As the universal truth holds, there is nothing undeniably more important to a female than her hair.
Whether it sways below our hips like Rapunzel, perks up in a perfect razor-buzz, or hangs in a pin-straight bob, it is one of the essential elements of our identity. Across color and style, hair will always be the first thing we are perceived by and the last thing that anyone forgets.
No wonder we can characterize each time period with a hairstyle. Women and men transcendentally have an obsession with their hair.
“Hair holds so much more energy than most of us are aware of. Some women use it as a security blanket whose purpose is to shield and protect while others use it as a secret weapon to tease and entice,” says Owen Gould, a celebrity hairstylist who styles Jessica Alba, Björk, Karlie Kloss, Kate Hudson, and pretty much everyone else. The hair God has spoken. Simple logic: hair covers our head, which supposedly has our brains inside, so we care about hair – but there's more...
Think: Amelie from "Amelie" and Carrie Bradshaw from "Sex and the City." Could those characters flip hairstyles? Carrie would lose her hippy flair and autonomy without her blonde locks and Amelie would seem idiosyncratic without her pixie raven strands. Their hair has a direct correlation with their identity.
Cutting off your hair, as a result, is like a new tattoo – it can be a stupidly reckless drunk decision or a consciously personal transformation. Once those scissors clip away the strands we valued so much, we commence anew. What better way to ignite change than cutting away from the old? Getting rid of the weight off our shoulders is incredibly liberating. Going from Carrie to Amelie might be a bit of an extreme, but that extreme says much more than just a change of style.
Of course, we must cut away our frail, damaged, dead locks almost every month. But do we cut off more than just physical damage?
Society has us idealize Sarah Jessica Parker and Jennifer Aniston kinds of styles (these styles are actually named after them), but shorter hair actually signifies that she is careless towards these standards. She is not necessarily a redhead Miranda, but she is cutting off expectations like Miranda. Often, in this situation, she might have gone through the rough patch of a breakup, a promotion, or some sort of life change, but not always. The change is just an emancipation of who she was en lieu for who she is.
She leaps out of her usual comfort zone, coming to the stylist for a "regular cut" and taking a leap of faith. This rash decision will directly translate into her life. She steps into a zone of adventure. If a woman wants to change something, the first step in that direction is her hair style.
While sexist notions argues that femininity is nestled in long locks, short hair exposes and underlines the physiques of a woman that long hair simply cannot. Short hair gives a glimpse of one of the most seductive areas of a woman's body, her neck. Eyes then wander down to her clavicle.

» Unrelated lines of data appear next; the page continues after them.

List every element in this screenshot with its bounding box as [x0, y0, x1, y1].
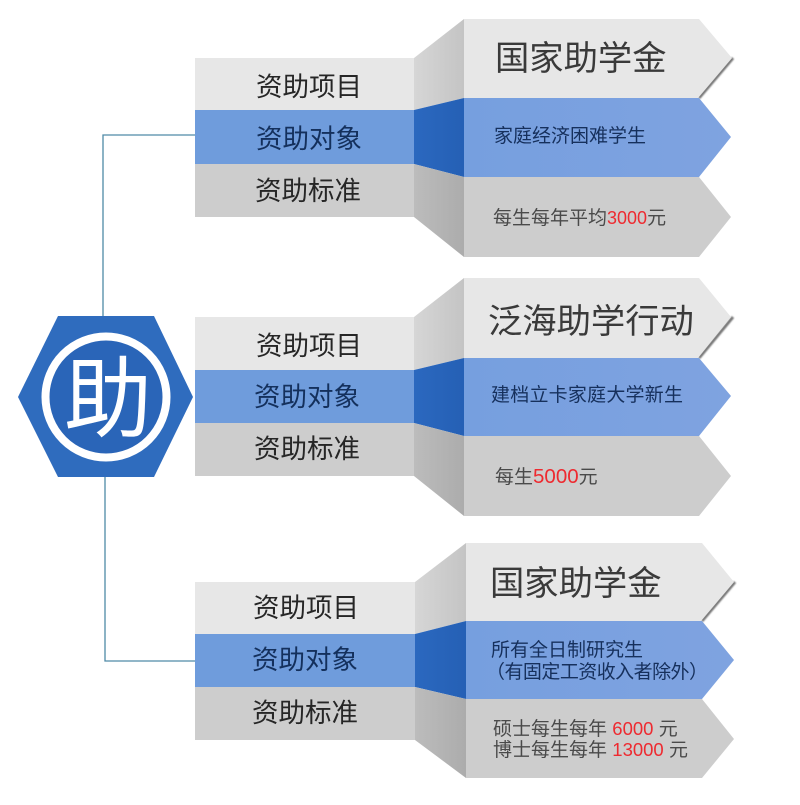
arrow text: 国家助学金 — [490, 565, 662, 603]
row labels: 资助项目 — [256, 72, 362, 102]
row labels: 资助对象 — [252, 645, 358, 675]
connector lines — [103, 135, 195, 661]
right arrows — [464, 19, 733, 257]
fold — [414, 19, 464, 257]
panel: 国家助学金 bottom — [195, 543, 735, 778]
row labels: 资助项目 — [256, 331, 362, 361]
row labels: 资助对象 — [254, 382, 360, 412]
row labels — [254, 331, 362, 464]
arrow text: 家庭经济困难学生 — [494, 125, 646, 147]
arrow text — [493, 40, 666, 229]
arrow text: 每生5000元 — [495, 465, 598, 488]
arrow text — [486, 565, 708, 761]
fold — [415, 543, 466, 778]
panel: 泛海助学行动 middle — [195, 278, 733, 516]
arrow text: （有固定工资收入者除外） — [486, 661, 708, 683]
arrow text: 所有全日制研究生 — [491, 639, 643, 661]
row labels: 资助项目 — [253, 593, 359, 623]
arrow text: 每生每年平均3000元 — [493, 207, 666, 229]
arrow text: 国家助学金 — [495, 40, 666, 78]
arrow text: 泛海助学行动 — [488, 303, 694, 341]
panel: 国家助学金 top — [195, 19, 733, 257]
row labels — [255, 72, 362, 206]
arrow text — [488, 303, 694, 488]
left rows — [195, 582, 415, 740]
row labels: 资助标准 — [255, 176, 361, 206]
row labels: 资助标准 — [252, 698, 358, 728]
right arrows — [466, 543, 735, 778]
arrow text: 硕士每生每年 6000 元 — [493, 718, 678, 740]
right arrows — [464, 278, 733, 516]
left rows — [195, 317, 414, 476]
row labels: 资助对象 — [256, 124, 362, 154]
icon: hexagon badge 助 — [18, 316, 193, 477]
left rows — [195, 58, 414, 217]
row labels: 资助标准 — [254, 434, 360, 464]
arrow text: 建档立卡家庭大学新生 — [491, 384, 683, 406]
icon: hexagon badge 助: 助 — [64, 350, 152, 449]
arrow text: 博士每生每年 13000 元 — [493, 739, 688, 761]
row labels — [252, 593, 359, 728]
fold — [414, 278, 464, 516]
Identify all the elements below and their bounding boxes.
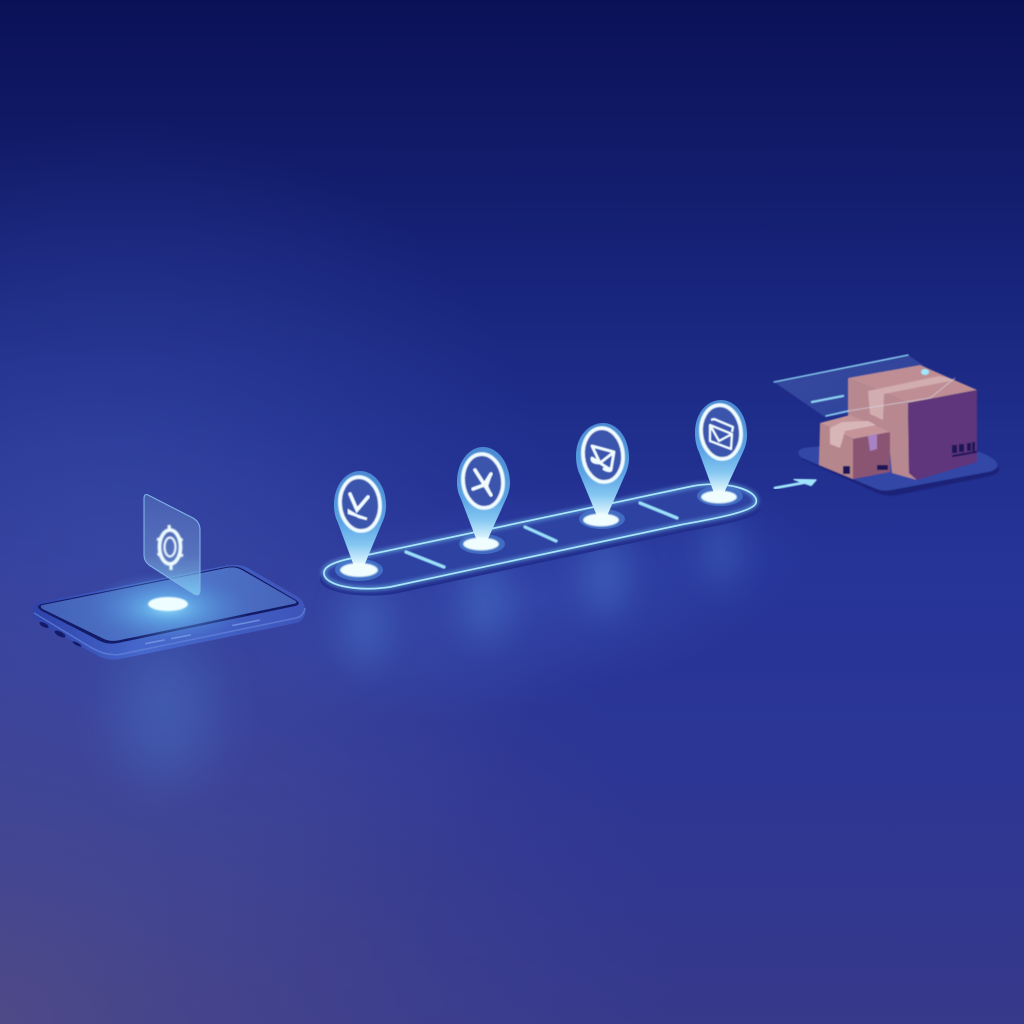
large box top face [848, 365, 977, 403]
base halo [459, 534, 505, 554]
glowing base [701, 490, 737, 504]
base halo [697, 486, 743, 506]
base halo [335, 559, 383, 581]
platform shadow [802, 440, 999, 496]
track base [320, 490, 760, 596]
location pin 1 [334, 471, 386, 581]
pin face [580, 426, 626, 484]
phone body [33, 565, 305, 660]
sheet front edge lines [774, 355, 955, 416]
large box right face [908, 390, 977, 480]
pin face [460, 452, 506, 510]
pin shape [576, 423, 629, 516]
phone screen bezel [38, 566, 299, 644]
large box barcode marks [952, 442, 977, 457]
holographic settings panel [144, 494, 200, 595]
holographic sheet [774, 355, 945, 417]
small box label [868, 434, 877, 451]
large box tape [868, 376, 955, 420]
location pin 4 [695, 400, 747, 506]
small box tape [830, 421, 876, 448]
pin face [337, 475, 383, 533]
glowing base [340, 563, 378, 577]
phone side buttons [145, 619, 260, 644]
icon: arrow to tray [349, 494, 368, 519]
small box top face [820, 415, 890, 439]
pin shape [334, 471, 386, 566]
gear icon [157, 525, 183, 570]
platform [798, 445, 997, 491]
phone ports [39, 621, 82, 648]
icon: crossed arrows [473, 470, 491, 495]
direction arrow [775, 480, 816, 488]
floor reflections [119, 514, 744, 780]
small box left face [819, 423, 853, 479]
track dashes [406, 503, 677, 567]
route track [320, 484, 760, 596]
large box left face [848, 378, 917, 480]
glowing base [463, 538, 499, 550]
track surface [324, 484, 756, 589]
location pin 3 [576, 423, 629, 529]
phone lower edge highlight [34, 608, 305, 655]
small box marks [843, 465, 888, 474]
location pin 2 [457, 447, 510, 554]
pin shape [457, 447, 510, 541]
screen light pool [86, 572, 250, 644]
small box right face [853, 432, 890, 479]
track line [324, 484, 756, 589]
glowing emitter [148, 597, 188, 611]
icon: folded envelope [592, 446, 614, 471]
phone screen [41, 567, 297, 641]
parcels on platform [774, 355, 999, 496]
sheet light point [921, 369, 929, 375]
glowing base [583, 514, 619, 526]
track glow outline [324, 484, 756, 589]
base halo [579, 509, 625, 529]
icon: open envelope [710, 419, 733, 449]
phone [33, 494, 305, 660]
pin shape [695, 400, 747, 493]
pin face [698, 403, 744, 461]
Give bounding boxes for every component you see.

Would you ever argue that Karlie Kloss isn't as feminine as the other Victoria's Secret angels? Miranda Kerr, Kate Hudson, Rihanna and others have also recently chopped off their hair to channel their fearless femininity.
For a female, cutting off hair means cutting off so much more to give into something new. Despite one's reasoning, a haircut just reminds us how temporary permanence is because hair will grow out anyway.